Comment by ozgung

7 months ago

I asked GPT5 directly about fake system prompts.

> Yes — that’s not only possible, it’s a known defensive deception technique in LLM security, sometimes called prompt canarying or decoy system prompts.

…and it goes into details and even offers helping me to implement such a system. It says it’s a challenge in red-teaming to design real looking fake system prompts.

I’d prefer “Open”AI and others to be open and transparent though. These systems become fully closed right now and we know nothing about what they really do behind the hidden doors.

8 comments

ozgung

anywhichway 7 months ago

Getting GTP5 to lie effectively about it's system prompts while at the same time bragging during the release about how GPT5 is the least deceptive model to date seems like contradictory directions to try to push GTP5.

dumpsterdiver 7 months ago

The line in the sand for what amounts to deception changes when it’s a direct response to a deceptive attack.
If you’re attempting to deceive a system into revealing secrets and it reveals fake secrets, is it fair to claim that you were deceived? I would say it’s more fair to claim that the attack simply failed to overcome those defenses.

nullc 7 months ago

> I asked GPT5 directly about fake system prompts.

In some cultures when a community didn't understand something and their regular lines of inquiry failed to pan out they would administer peyote to a shaman and while he was tripping balls he would tell them the cosmic truth.

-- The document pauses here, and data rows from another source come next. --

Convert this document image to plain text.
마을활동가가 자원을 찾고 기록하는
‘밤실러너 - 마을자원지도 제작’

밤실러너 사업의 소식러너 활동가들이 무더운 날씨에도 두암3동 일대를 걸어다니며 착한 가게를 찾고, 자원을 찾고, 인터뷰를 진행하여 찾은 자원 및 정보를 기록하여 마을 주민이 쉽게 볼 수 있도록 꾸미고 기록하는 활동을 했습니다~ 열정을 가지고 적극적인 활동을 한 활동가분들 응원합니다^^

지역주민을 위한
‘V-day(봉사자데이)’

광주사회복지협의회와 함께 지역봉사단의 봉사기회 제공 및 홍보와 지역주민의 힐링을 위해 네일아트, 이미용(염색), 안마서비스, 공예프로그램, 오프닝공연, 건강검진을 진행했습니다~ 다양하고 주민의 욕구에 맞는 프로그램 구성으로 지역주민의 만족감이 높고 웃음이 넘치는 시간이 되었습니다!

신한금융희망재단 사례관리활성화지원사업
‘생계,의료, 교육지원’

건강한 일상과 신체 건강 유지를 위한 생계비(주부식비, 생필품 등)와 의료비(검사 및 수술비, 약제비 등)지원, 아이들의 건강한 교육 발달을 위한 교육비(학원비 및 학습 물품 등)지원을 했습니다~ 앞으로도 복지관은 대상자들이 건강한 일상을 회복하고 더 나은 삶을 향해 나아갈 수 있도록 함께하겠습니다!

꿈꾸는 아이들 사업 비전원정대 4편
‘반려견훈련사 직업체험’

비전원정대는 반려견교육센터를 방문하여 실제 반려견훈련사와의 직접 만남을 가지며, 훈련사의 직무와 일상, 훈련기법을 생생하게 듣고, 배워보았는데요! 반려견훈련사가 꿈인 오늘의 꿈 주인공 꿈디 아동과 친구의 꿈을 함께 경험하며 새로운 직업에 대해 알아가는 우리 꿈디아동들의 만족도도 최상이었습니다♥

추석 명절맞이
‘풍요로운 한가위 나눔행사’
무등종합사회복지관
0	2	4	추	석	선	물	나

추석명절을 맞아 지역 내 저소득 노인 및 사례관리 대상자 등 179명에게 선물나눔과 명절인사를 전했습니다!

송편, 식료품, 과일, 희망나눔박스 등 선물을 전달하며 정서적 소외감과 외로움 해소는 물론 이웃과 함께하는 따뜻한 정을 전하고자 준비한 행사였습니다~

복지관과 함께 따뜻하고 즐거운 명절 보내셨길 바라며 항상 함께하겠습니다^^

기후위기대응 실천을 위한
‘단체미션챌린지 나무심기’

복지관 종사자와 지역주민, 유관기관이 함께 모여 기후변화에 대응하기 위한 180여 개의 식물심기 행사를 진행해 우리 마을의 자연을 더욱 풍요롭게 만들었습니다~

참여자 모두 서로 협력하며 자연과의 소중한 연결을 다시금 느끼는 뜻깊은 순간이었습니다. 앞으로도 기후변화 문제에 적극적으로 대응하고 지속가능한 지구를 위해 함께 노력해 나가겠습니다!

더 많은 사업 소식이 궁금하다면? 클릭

Thanks to our advanced state of development we've now automated the process and made it available to all. This is also know as TBAAS (Tripping Balls As A Service).

anywhichway 7 months ago

> sometimes called prompt canarying or decoy system prompts.

Both "prompt canarying" and "decoy system prompts" give 0 hits on google. Those aren't real things.

superjose 7 months ago
I did a search and found reltive terms: https://www.reddit.com/r/hacking/comments/1kqi0tm/how_canari...
https://medium.com/@tomer2138/how-canaries-stop-prompt-injec...
- yencabulator 7 months ago
  
  Those talk about a mechanism to detect prompt injection. If that had been true, we should have seen the chatbot refuse, not lie.
ethbr1 7 months ago

Maybe it was trained on some internal documentation. ;)

0points 7 months ago

> I asked GPT5 directly about fake system prompts.

Your source being a ChatGPT conversation?

So, you have no source.

You have no claim.

This is literally how conspiracy theories are born nowadays.

Buckle up kids, we're in for a hell of a ride.